Ça et  ce qui se passait dans ma fédération où la formation était confiée à des gens,  des refondateurs liquidateurs, n’ayant  aucune connaissance théorique et une pratique qui ne compensait rien, j’ai compris à quel point tout cela était vain. J’ai dit à Marianne: « si les insultes dont on m’abreuve depuis plus de 20 ans, la censure dont je suis victime au nom de la diffamation la plus éhontée avaient la moindre utilité, je les subirais jusqu’à ma mort sans état d’âme. Mais la manière dont on ose traiter une femme de mon âge, n’a plus aucune raison d’être et subir ces infamies sans être jamais défendue par personne est plus que je n’en dois supporter inutilement. » Je n’ai rien contre ceux qui ont tenté à la faveur du dernier congrès d’impulser un nouvel élan, mais en acceptant qu’on me traite ainsi ils montrent leur peu de poids, ce qui est malheureusement corroboré sur d’autres points plus importants. Ils ont laissé le pouvoir aux mêmes et il leur en sera fait reproche à eux…

Mais il y a  plus important encore. Alors même que la recherche académique est  obligée de reconnaitre ne serait-ce que sous la forme ambigüe de la nostalgie, une manière de disqualifier toute comparaison réelle, l’attachement que ceux qui avaient vécu le socialisme éprouvaient pour le passé révolu, le PCF poursuit sa ligne trostkisto-nouvelle philosophie pour être conforme à l’idéologie européenne officielle, de’ diabolisation de l’URSS et par là de toutes les fformes de socialsime existant. Là aussi trop c’est trop…

A propos de cette « nostalgie », Marianne m’a fait remarquer qu’il existait un groupe en Russie qui considérait que la fin de l’URSS étant illégale, tous ceux y compris le parti communiste qui reconnaissaient cette fin étaient des traitres. J’ai éclaté de rire et je lui ai dit : « mais c’est comme les vieux croyants, ce groupe qui a refusé les changements impulsés par Pierre le Grand, et qui existe encore aujourd’hui. Tu te souviens de cet homme que nous avions rencontrés dans un car en Moldavie, il se signait devant chaque église. Nous avons entamé la discussion, il vendait des poissons rouges. Il était russe à 100%, soviétique autant et il votait communiste. Mais il était aussi le descendant de vieux croyants dont il respectait la foi et la haine des réformes de Pierre le Grand. C’était une sorte d’empilement des refus de l’Occident. » Nous avons continué à discuter et je lui décrivais tous ces vestiges qui m’ont tant frappée lors de nos voyages. Elle me dit qu’elle  a vu récemment un graffiti sur des ruines soviétiques: « Vestiges d’une civilisation plus avancée que la nôtre ».

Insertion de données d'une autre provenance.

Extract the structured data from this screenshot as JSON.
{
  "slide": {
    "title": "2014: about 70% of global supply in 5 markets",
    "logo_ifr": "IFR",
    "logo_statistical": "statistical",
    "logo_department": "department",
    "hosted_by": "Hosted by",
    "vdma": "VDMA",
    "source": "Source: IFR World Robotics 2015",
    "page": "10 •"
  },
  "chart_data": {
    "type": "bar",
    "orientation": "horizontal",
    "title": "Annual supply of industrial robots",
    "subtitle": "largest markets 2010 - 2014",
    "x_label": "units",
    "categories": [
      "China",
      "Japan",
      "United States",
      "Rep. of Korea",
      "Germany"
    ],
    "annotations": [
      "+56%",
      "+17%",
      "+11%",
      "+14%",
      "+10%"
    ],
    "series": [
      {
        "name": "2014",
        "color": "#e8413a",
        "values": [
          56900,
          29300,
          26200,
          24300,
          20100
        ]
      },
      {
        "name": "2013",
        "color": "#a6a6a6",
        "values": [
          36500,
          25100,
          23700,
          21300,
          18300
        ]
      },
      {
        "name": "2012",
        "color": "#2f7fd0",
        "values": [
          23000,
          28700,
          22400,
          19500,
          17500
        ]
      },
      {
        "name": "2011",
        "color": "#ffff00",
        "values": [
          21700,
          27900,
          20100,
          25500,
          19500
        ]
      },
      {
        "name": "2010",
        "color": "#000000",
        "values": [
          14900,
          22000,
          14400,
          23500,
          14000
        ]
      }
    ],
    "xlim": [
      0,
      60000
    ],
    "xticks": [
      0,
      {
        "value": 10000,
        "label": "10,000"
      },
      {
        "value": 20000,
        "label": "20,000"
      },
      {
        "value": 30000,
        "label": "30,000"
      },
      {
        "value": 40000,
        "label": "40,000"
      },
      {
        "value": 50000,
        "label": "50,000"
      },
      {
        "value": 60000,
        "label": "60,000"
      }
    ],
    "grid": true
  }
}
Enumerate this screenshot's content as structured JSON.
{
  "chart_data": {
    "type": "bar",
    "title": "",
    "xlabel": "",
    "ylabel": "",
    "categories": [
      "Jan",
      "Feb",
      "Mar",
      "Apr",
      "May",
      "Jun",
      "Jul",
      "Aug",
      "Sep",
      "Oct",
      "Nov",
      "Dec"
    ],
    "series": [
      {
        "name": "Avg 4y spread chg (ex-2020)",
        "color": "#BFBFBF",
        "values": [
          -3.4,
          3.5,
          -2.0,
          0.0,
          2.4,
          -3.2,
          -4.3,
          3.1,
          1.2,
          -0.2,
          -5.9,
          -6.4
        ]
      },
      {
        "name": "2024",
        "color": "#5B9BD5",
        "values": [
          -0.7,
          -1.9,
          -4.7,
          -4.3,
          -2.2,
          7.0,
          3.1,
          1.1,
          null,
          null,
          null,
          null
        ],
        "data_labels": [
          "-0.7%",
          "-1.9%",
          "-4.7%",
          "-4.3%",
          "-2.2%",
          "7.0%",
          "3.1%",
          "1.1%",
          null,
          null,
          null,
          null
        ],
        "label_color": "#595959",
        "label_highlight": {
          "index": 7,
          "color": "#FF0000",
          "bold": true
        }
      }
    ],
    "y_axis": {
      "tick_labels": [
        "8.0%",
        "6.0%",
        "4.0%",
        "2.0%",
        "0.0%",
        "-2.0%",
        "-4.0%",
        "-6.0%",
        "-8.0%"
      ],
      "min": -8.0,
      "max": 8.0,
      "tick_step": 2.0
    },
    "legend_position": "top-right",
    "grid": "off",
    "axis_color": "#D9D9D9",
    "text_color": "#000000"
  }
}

Nous avons eu quelques minutes auparavant une discussion sur l’appel de l’équipe de Pierre Laurent à la maison de publicité « Josiane ». Marianne n’était pas ennemi du recours à une maison de publicité. Moi non plus si ce n’est qu’au vu du logo celle-ci est médiocre, que les caisses sont vides parce que tout l’argent a été consacré à ce genre de contrat publicitaire, à des sondages et à des raouts avec traiteurs pour des intellectuels sous-produits médiatiques qui ne venaient même pas. Mais il y a pire, ce que nous avons représenté dans le sillage des soviétiques, nous communistes français, c’est une civilisation et eux ils sont à la recherche d’une marque. Le communisme c’est non seulement la riche civilisation soviétique mais la Cubaine et aujourd’hui la chinoise. Les publicistes s’en inspirent, nous on court derrière les publicistes. Tous les créatifs te diront que la nouveauté vient de la rue et que l’artiste s’en empare, et parce qu’il est un virtuose il en joue toutes les gammes y compris celles de la dérision… Nous nous avons renoncé à prendre pied dans la rue, là où se fonde les civilisations et nous cherchons notre salut auprès de gens coupés de la véritable créativité. Pire encore, nous n’osons même pas chercher notre imaginaire dans une nouvelle synthèse créative, nous sommes des petits-bourgeois cherchant à plaire au crémier.

Voilà j’ai compris mon refus instinctif de recevoir des coups inutiles, pour moi le communisme est une civilisation pour eux c’est un gagne pain.